How to Calculate the Percentage of Applied Manufacturing Overhead

Manufacturing overhead includes expenses for administration, equipment maintenance, facility insurance, property taxes and other fixed and variable costs. Applied manufacturing overhead is the cost that companies allocate to each job order in the production process. Total manufacturing costs include overhead and the cost of goods sold, which include the direct labor and materials costs for assembling and manufacturing products. You have to find the predetermined overhead rate to calculate the applied manufacturing overhead.

Instructions

    • 1

      Estimate the annual factory overhead costs. Use last year's factory overhead cost as the baseline. This information should be available in your internal management accounting system. Adjust this number for inflation. If you are anticipating an increase in order volume, you may also need to include additional amounts for manufacturing facility and equipment upgrade and maintenance. For example, if last year's factory overhead costs were $1 million, the annual inflation rate is 2 percent and you anticipate an additional $200,000 in facility upgrade and maintenance costs because of revenue growth, then the estimated annual factory overhead costs for next year are [$1 million + (0.02 x $1 million)] + $200,000 = $1.22 million.

    • 2

      Determine the allocation base amount.

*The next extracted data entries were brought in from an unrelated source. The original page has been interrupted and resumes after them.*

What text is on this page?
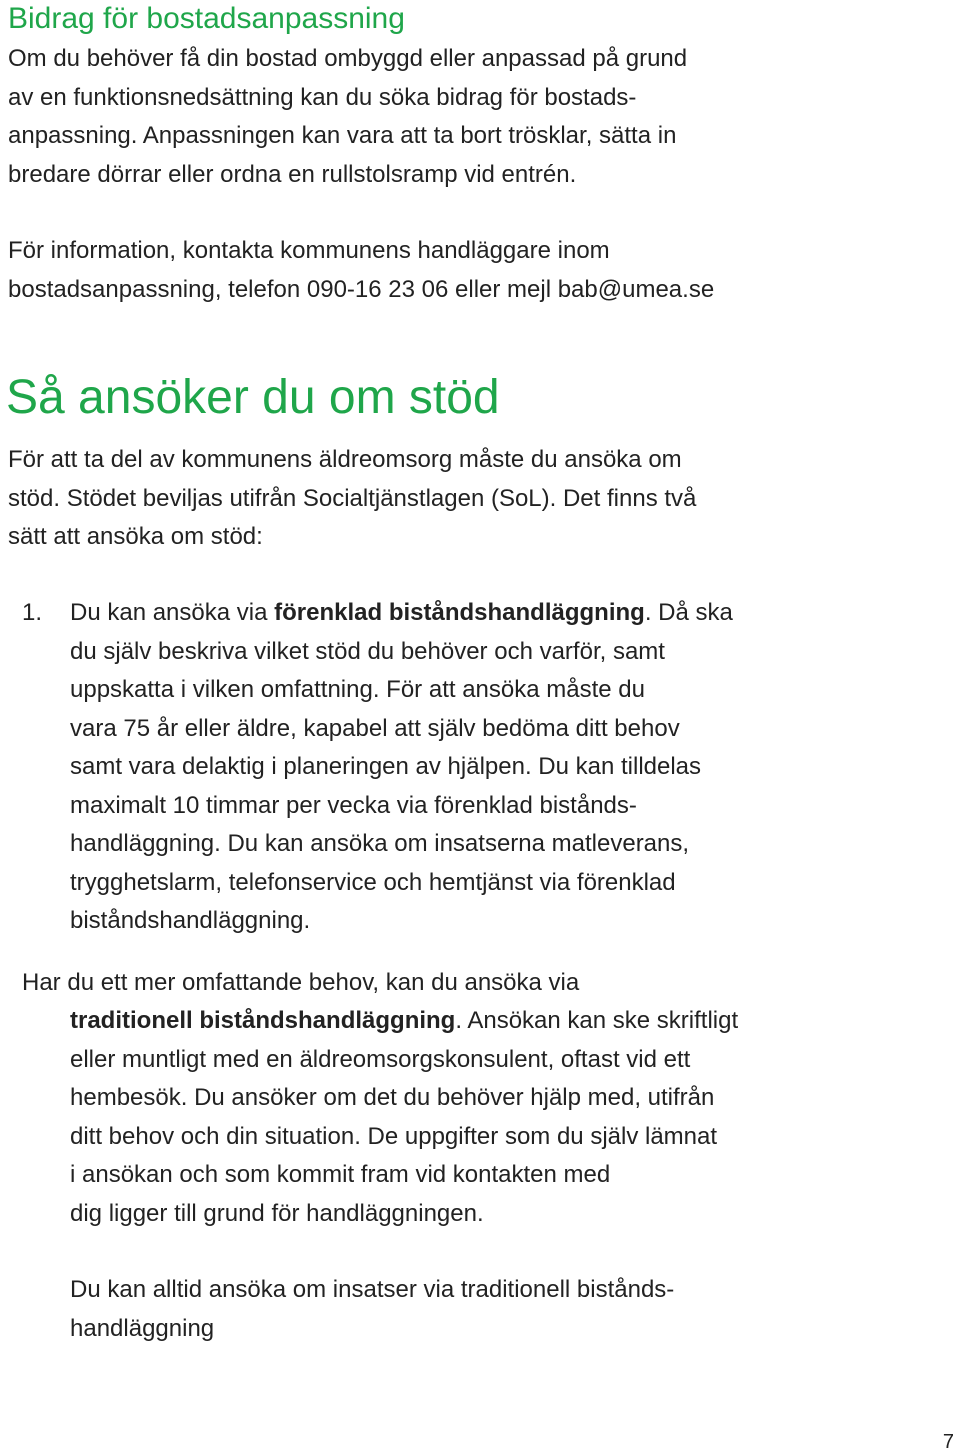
Bidrag för bostadsanpassning

Om du behöver få din bostad ombyggd eller anpassad på grund
av en funktionsnedsättning kan du söka bidrag för bostads-
anpassning. Anpassningen kan vara att ta bort trösklar, sätta in
bredare dörrar eller ordna en rullstolsramp vid entrén.

För information, kontakta kommunens handläggare inom
bostadsanpassning, telefon 090-16 23 06 eller mejl bab@umea.se

Så ansöker du om stöd

För att ta del av kommunens äldreomsorg måste du ansöka om
stöd. Stödet beviljas utifrån Socialtjänstlagen (SoL). Det finns två
sätt att ansöka om stöd:

1. Du kan ansöka via förenklad biståndshandläggning. Då ska
du själv beskriva vilket stöd du behöver och varför, samt
uppskatta i vilken omfattning. För att ansöka måste du
vara 75 år eller äldre, kapabel att själv bedöma ditt behov
samt vara delaktig i planeringen av hjälpen. Du kan tilldelas
maximalt 10 timmar per vecka via förenklad bistånds-
handläggning. Du kan ansöka om insatserna matleverans,
trygghetslarm, telefonservice och hemtjänst via förenklad
biståndshandläggning.
Har du ett mer omfattande behov, kan du ansöka via
traditionell biståndshandläggning. Ansökan kan ske skriftligt
eller muntligt med en äldreomsorgskonsulent, oftast vid ett
hembesök. Du ansöker om det du behöver hjälp med, utifrån
ditt behov och din situation. De uppgifter som du själv lämnat
i ansökan och som kommit fram vid kontakten med
dig ligger till grund för handläggningen.
Du kan alltid ansöka om insatser via traditionell bistånds-
handläggning
7
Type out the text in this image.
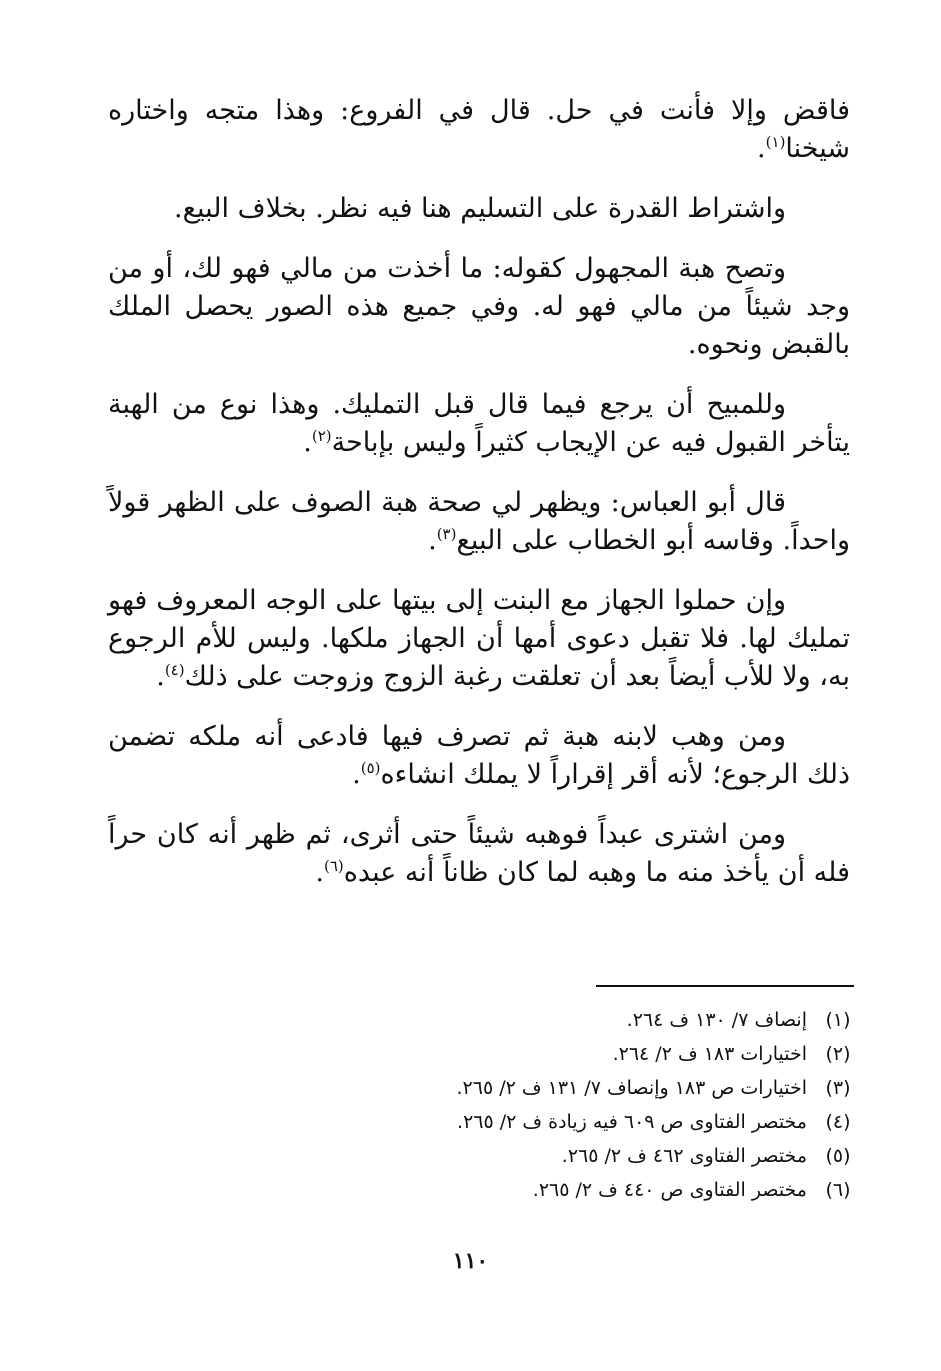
فاقض وإلا فأنت في حل. قال في الفروع: وهذا متجه واختاره شيخنا$^{(١)}$.

واشتراط القدرة على التسليم هنا فيه نظر. بخلاف البيع.

وتصح هبة المجهول كقوله: ما أخذت من مالي فهو لك، أو من وجد شيئاً من مالي فهو له. وفي جميع هذه الصور يحصل الملك بالقبض ونحوه.

وللمبيح أن يرجع فيما قال قبل التمليك. وهذا نوع من الهبة يتأخر القبول فيه عن الإيجاب كثيراً وليس بإباحة$^{(٢)}$.

قال أبو العباس: ويظهر لي صحة هبة الصوف على الظهر قولاً واحداً. وقاسه أبو الخطاب على البيع$^{(٣)}$.

وإن حملوا الجهاز مع البنت إلى بيتها على الوجه المعروف فهو تمليك لها. فلا تقبل دعوى أمها أن الجهاز ملكها. وليس للأم الرجوع به، ولا للأب أيضاً بعد أن تعلقت رغبة الزوج وزوجت على ذلك$^{(٤)}$.

ومن وهب لابنه هبة ثم تصرف فيها فادعى أنه ملكه تضمن ذلك الرجوع؛ لأنه أقر إقراراً لا يملك انشاءه$^{(٥)}$.

ومن اشترى عبداً فوهبه شيئاً حتى أثرى، ثم ظهر أنه كان حراً فله أن يأخذ منه ما وهبه لما كان ظاناً أنه عبده$^{(٦)}$.

(١)إنصاف ٧/ ١٣٠ ف ٢٦٤.
(٢)اختيارات ١٨٣ ف ٢/ ٢٦٤.
(٣)اختيارات ص ١٨٣ وإنصاف ٧/ ١٣١ ف ٢/ ٢٦٥.
(٤)مختصر الفتاوى ص ٦٠٩ فيه زيادة ف ٢/ ٢٦٥.
(٥)مختصر الفتاوى ٤٦٢ ف ٢/ ٢٦٥.
(٦)مختصر الفتاوى ص ٤٤٠ ف ٢/ ٢٦٥.
١١٠
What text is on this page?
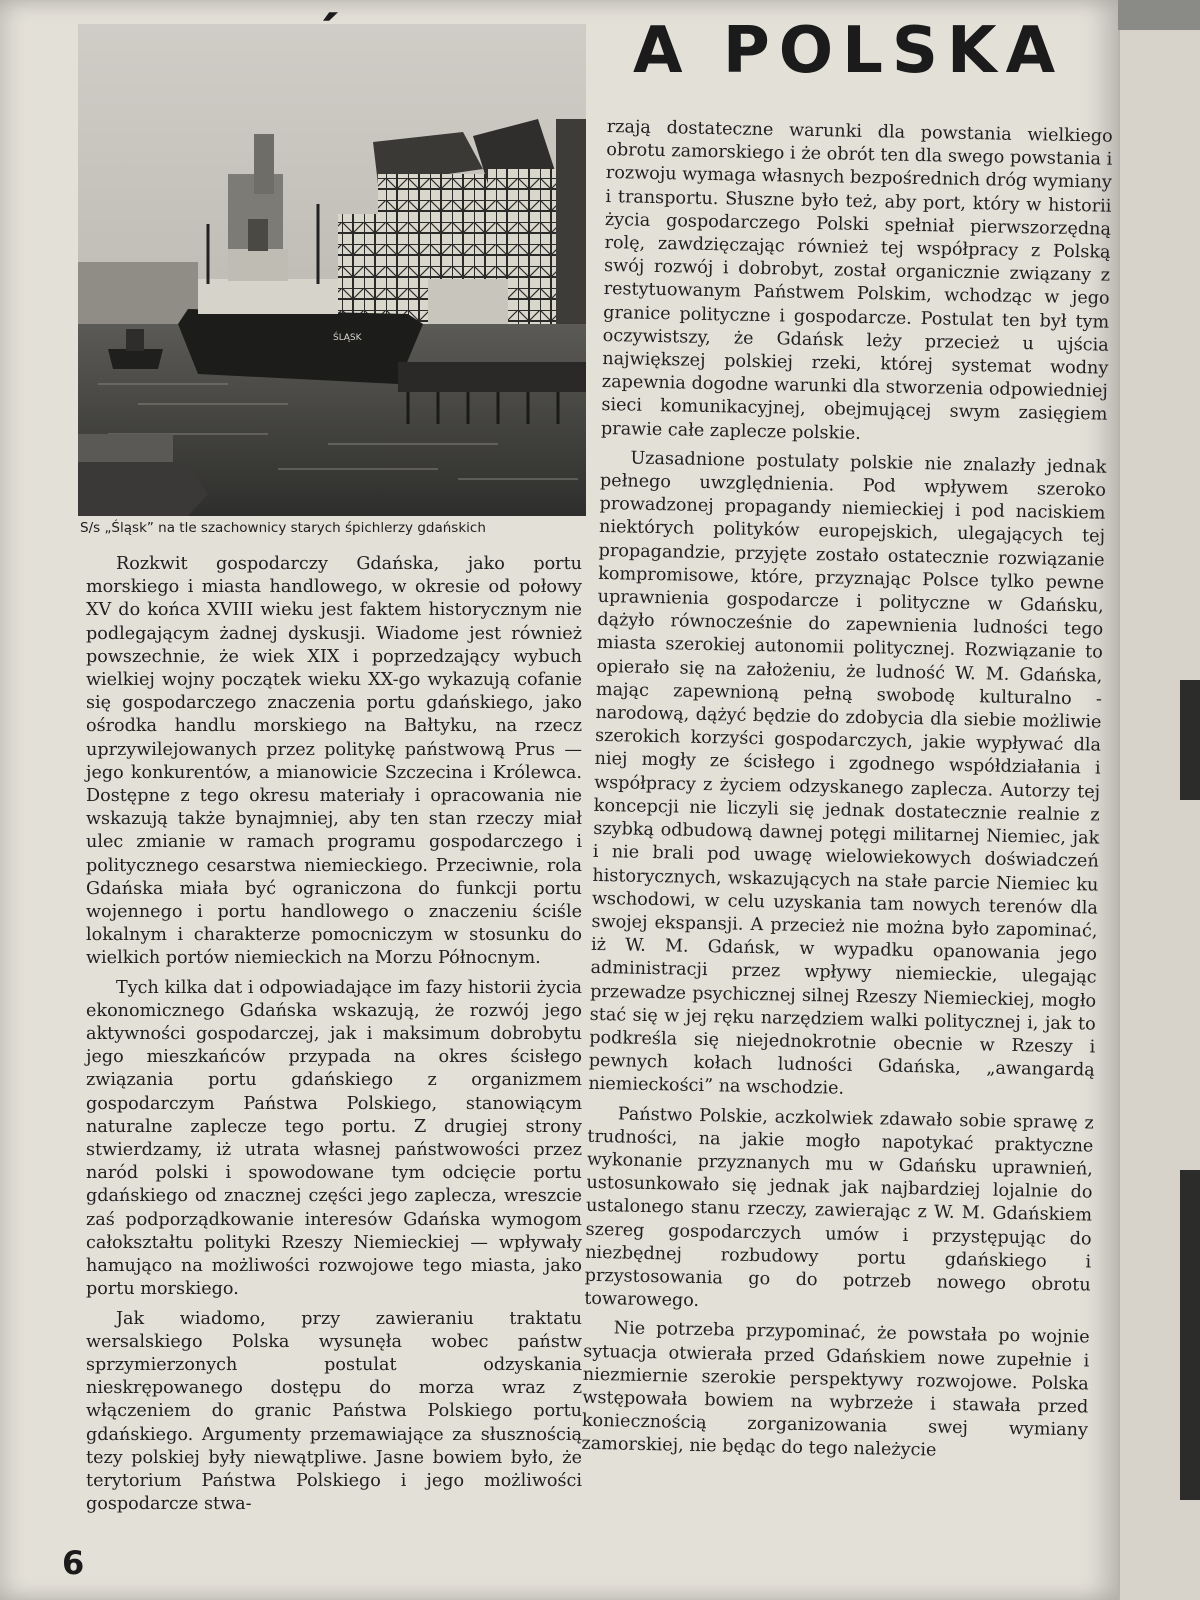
A POLSKA
ŚLĄSK
S/s „Śląsk” na tle szachownicy starych śpichlerzy gdańskich

Rozkwit gospodarczy Gdańska, jako portu morskiego i miasta handlowego, w okresie od połowy XV do końca XVIII wieku jest faktem historycznym nie podlegającym żadnej dyskusji. Wiadome jest również powszechnie, że wiek XIX i poprzedzający wybuch wielkiej wojny początek wieku XX-go wykazują cofanie się gospodarczego znaczenia portu gdańskiego, jako ośrodka handlu morskiego na Bałtyku, na rzecz uprzywilejowanych przez politykę państwową Prus — jego konkurentów, a mianowicie Szczecina i Królewca. Dostępne z tego okresu materiały i opracowania nie wskazują także bynajmniej, aby ten stan rzeczy miał ulec zmianie w ramach programu gospodarczego i politycznego cesarstwa niemieckiego. Przeciwnie, rola Gdańska miała być ograniczona do funkcji portu wojennego i portu handlowego o znaczeniu ściśle lokalnym i charakterze pomocniczym w stosunku do wielkich portów niemieckich na Morzu Północnym.

Tych kilka dat i odpowiadające im fazy historii życia ekonomicznego Gdańska wskazują, że rozwój jego aktywności gospodarczej, jak i maksimum dobrobytu jego mieszkańców przypada na okres ścisłego związania portu gdańskiego z organizmem gospodarczym Państwa Polskiego, stanowiącym naturalne zaplecze tego portu. Z drugiej strony stwierdzamy, iż utrata własnej państwowości przez naród polski i spowodowane tym odcięcie portu gdańskiego od znacznej części jego zaplecza, wreszcie zaś podporządkowanie interesów Gdańska wymogom całokształtu polityki Rzeszy Niemieckiej — wpływały hamująco na możliwości rozwojowe tego miasta, jako portu morskiego.

Jak wiadomo, przy zawieraniu traktatu wersalskiego Polska wysunęła wobec państw sprzymierzonych postulat odzyskania nieskrępowanego dostępu do morza wraz z włączeniem do granic Państwa Polskiego portu gdańskiego. Argumenty przemawiające za słusznością tezy polskiej były niewątpliwe. Jasne bowiem było, że terytorium Państwa Polskiego i jego możliwości gospodarcze stwa-

rzają dostateczne warunki dla powstania wielkiego obrotu zamorskiego i że obrót ten dla swego powstania i rozwoju wymaga własnych bezpośrednich dróg wymiany i transportu. Słuszne było też, aby port, który w historii życia gospodarczego Polski spełniał pierwszorzędną rolę, zawdzięczając również tej współpracy z Polską swój rozwój i dobrobyt, został organicznie związany z restytuowanym Państwem Polskim, wchodząc w jego granice polityczne i gospodarcze. Postulat ten był tym oczywistszy, że Gdańsk leży przecież u ujścia największej polskiej rzeki, której systemat wodny zapewnia dogodne warunki dla stworzenia odpowiedniej sieci komunikacyjnej, obejmującej swym zasięgiem prawie całe zaplecze polskie.

Uzasadnione postulaty polskie nie znalazły jednak pełnego uwzględnienia. Pod wpływem szeroko prowadzonej propagandy niemieckiej i pod naciskiem niektórych polityków europejskich, ulegających tej propagandzie, przyjęte zostało ostatecznie rozwiązanie kompromisowe, które, przyznając Polsce tylko pewne uprawnienia gospodarcze i polityczne w Gdańsku, dążyło równocześnie do zapewnienia ludności tego miasta szerokiej autonomii politycznej. Rozwiązanie to opierało się na założeniu, że ludność W. M. Gdańska, mając zapewnioną pełną swobodę kulturalno - narodową, dążyć będzie do zdobycia dla siebie możliwie szerokich korzyści gospodarczych, jakie wypływać dla niej mogły ze ścisłego i zgodnego współdziałania i współpracy z życiem odzyskanego zaplecza. Autorzy tej koncepcji nie liczyli się jednak dostatecznie realnie z szybką odbudową dawnej potęgi militarnej Niemiec, jak i nie brali pod uwagę wielowiekowych doświadczeń historycznych, wskazujących na stałe parcie Niemiec ku wschodowi, w celu uzyskania tam nowych terenów dla swojej ekspansji. A przecież nie można było zapominać, iż W. M. Gdańsk, w wypadku opanowania jego administracji przez wpływy niemieckie, ulegając przewadze psychicznej silnej Rzeszy Niemieckiej, mogło stać się w jej ręku narzędziem walki politycznej i, jak to podkreśla się niejednokrotnie obecnie w Rzeszy i pewnych kołach ludności Gdańska, „awangardą niemieckości” na wschodzie.

Państwo Polskie, aczkolwiek zdawało sobie sprawę z trudności, na jakie mogło napotykać praktyczne wykonanie przyznanych mu w Gdańsku uprawnień, ustosunkowało się jednak jak najbardziej lojalnie do ustalonego stanu rzeczy, zawierając z W. M. Gdańskiem szereg gospodarczych umów i przystępując do niezbędnej rozbudowy portu gdańskiego i przystosowania go do potrzeb nowego obrotu towarowego.

Nie potrzeba przypominać, że powstała po wojnie sytuacja otwierała przed Gdańskiem nowe zupełnie i niezmiernie szerokie perspektywy rozwojowe. Polska wstępowała bowiem na wybrzeże i stawała przed koniecznością zorganizowania swej wymiany zamorskiej, nie będąc do tego należycie

6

Companies usually calculate manufacturing overhead as a multiple of a base, which could be direct labor hours, direct labor costs or some other operating variable.

    • 3

      Calculate the predetermined overhead rate, which is the ratio of estimated annual factory overhead costs and the estimated allocation base. You may express this rate as a percentage. Continuing with the example and assuming an allocation base of 110,000 labor hours, the predetermined overhead rate is about $11.09 per labor hour ($1.22 million / 110,000). Assuming average labor costs of $15 an hour, the predetermined overhead rate is about 0.74 ($11.09 / $15), or 74 percent (0.74 x 100) of labor costs.

    • 4

      Apply overhead to work-in-process inventory, which includes unfinished goods that are in various stages of assembly and production. To conclude the example, if direct labor hours are 7,000 for a particular month, the applied manufacturing overhead is $77,630 (7,000 x $11.09).

Tips & Warnings

  • The actual overhead costs may be different from the applied overhead costs. It is an underapplied overhead if the applied costs are less than the actual costs, and an overapplied overhead if the applied costs are more than the actual costs.